Je crois que c'est un métier extrêmement difficile. Que R. Yade remplit dans les meilleures conditions et ce n'est pas facile. Et elle le fait de manière très, très efficace. Ce que je crois, c'est que le secrétariat d'Etat aux Droits de l'Homme, il porte en lui-même ses contradictions. Mais qu'il y ait, au sein du Gouvernement, une structure qui permette de porter l'attention sur des situations de Droits de l'Homme et de les évoquer d'une manière qui ne fait jamais plaisir puisque bien évidement, et c'est ce que veut dire B. Kouchner, lorsque vous vous trouvez dans des situations diplomatiques globales et que vous évoquez ces sujets de manière séparée, il y a des risques de hiatus, c'est évident.
Donc, on le garde ou pas ?
Je crois qu'on va le garder.
Bon, très bien. Donc B. Kouchner, s'il vous entend...
Mais enfin il appartiendra aussi au président de la République de le dire. Moi, c'est mon sentiment personnel.
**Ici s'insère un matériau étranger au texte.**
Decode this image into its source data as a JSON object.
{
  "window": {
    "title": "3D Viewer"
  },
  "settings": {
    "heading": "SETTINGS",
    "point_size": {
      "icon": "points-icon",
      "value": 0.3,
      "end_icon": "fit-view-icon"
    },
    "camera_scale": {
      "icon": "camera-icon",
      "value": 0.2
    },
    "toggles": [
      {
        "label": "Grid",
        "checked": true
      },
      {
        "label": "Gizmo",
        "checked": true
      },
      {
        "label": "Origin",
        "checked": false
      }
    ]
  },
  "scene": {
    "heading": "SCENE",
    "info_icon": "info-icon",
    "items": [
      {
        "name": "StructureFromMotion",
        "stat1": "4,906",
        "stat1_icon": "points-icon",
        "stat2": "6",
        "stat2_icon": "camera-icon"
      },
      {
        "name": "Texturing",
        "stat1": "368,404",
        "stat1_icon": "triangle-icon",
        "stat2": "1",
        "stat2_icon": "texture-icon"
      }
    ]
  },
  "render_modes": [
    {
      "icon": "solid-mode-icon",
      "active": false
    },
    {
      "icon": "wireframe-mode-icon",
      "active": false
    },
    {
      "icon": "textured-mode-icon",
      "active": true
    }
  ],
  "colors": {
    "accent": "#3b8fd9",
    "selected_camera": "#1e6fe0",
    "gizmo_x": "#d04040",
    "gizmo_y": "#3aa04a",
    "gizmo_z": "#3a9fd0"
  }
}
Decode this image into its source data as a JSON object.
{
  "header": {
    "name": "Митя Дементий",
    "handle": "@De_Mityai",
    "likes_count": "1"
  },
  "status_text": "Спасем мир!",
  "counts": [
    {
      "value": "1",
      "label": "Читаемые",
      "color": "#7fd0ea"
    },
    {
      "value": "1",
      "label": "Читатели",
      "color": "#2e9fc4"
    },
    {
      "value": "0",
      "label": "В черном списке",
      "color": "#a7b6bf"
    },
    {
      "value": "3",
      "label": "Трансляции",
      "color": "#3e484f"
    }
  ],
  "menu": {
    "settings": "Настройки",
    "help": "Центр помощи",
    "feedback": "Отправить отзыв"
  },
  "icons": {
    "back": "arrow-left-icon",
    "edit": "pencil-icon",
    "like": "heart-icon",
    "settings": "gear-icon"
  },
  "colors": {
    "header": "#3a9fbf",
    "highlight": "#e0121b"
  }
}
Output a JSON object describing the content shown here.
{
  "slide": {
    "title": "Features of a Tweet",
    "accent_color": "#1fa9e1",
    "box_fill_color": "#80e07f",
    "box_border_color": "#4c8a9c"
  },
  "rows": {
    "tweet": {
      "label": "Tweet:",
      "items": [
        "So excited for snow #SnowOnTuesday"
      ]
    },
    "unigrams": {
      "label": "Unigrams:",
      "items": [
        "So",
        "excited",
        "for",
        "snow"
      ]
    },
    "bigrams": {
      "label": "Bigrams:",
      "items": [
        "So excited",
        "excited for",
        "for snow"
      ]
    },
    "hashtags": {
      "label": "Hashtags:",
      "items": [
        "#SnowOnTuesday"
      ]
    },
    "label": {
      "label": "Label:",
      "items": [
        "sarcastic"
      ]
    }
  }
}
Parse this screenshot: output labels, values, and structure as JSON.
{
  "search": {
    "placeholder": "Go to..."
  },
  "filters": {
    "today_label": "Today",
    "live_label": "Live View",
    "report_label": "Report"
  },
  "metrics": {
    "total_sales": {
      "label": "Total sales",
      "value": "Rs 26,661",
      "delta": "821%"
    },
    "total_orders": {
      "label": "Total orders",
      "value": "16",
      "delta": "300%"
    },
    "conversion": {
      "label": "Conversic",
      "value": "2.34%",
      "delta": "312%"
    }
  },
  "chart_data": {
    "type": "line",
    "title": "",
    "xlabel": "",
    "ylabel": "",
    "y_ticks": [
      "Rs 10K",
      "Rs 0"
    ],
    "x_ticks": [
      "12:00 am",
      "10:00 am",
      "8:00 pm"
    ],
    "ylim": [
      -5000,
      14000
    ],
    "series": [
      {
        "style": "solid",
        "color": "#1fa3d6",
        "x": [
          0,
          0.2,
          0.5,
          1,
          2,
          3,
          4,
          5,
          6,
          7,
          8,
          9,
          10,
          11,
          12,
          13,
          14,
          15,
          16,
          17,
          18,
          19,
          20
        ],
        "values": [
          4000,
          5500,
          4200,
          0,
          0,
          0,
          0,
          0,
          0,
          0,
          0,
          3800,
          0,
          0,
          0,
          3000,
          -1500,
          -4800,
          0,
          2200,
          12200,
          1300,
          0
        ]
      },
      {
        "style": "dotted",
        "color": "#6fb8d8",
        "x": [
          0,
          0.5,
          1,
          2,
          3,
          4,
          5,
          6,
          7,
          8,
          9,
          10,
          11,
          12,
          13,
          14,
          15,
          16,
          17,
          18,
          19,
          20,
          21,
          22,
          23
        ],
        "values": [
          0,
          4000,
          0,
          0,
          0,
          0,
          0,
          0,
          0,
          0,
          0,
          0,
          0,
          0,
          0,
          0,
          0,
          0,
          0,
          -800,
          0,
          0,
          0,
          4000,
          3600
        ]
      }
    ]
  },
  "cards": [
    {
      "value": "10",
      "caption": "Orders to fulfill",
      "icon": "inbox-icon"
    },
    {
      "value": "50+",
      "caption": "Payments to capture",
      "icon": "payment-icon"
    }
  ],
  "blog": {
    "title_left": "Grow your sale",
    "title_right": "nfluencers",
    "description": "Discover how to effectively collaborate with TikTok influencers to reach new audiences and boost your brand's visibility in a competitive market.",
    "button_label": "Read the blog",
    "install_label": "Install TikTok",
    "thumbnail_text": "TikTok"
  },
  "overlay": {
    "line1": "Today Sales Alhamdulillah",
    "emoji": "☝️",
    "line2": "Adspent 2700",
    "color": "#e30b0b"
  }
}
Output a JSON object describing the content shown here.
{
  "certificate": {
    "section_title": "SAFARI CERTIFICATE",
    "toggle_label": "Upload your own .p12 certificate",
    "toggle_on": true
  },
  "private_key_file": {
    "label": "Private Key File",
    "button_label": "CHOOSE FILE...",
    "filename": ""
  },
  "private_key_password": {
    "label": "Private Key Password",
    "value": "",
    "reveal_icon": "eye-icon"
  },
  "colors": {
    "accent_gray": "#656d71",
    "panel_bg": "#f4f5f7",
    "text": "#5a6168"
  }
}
Un autre débat : puisque vous partez, vous avez sans doute une liberté de jugement sur cette question : faire nommer le président de France Télévisions par le président de la République, c'est un progrès dans la démocratie française, ou pas, d'après vous J.-P. Jouyet ?
Là, je suis exactement sur la même position -j'ai vu un article dans Le Monde - que Marin Karmitz, qui ne peut pas, je veux dire, être supposé le plus fervent supporter du président de la République..
Je parle de la nomination du président de France Télévisions.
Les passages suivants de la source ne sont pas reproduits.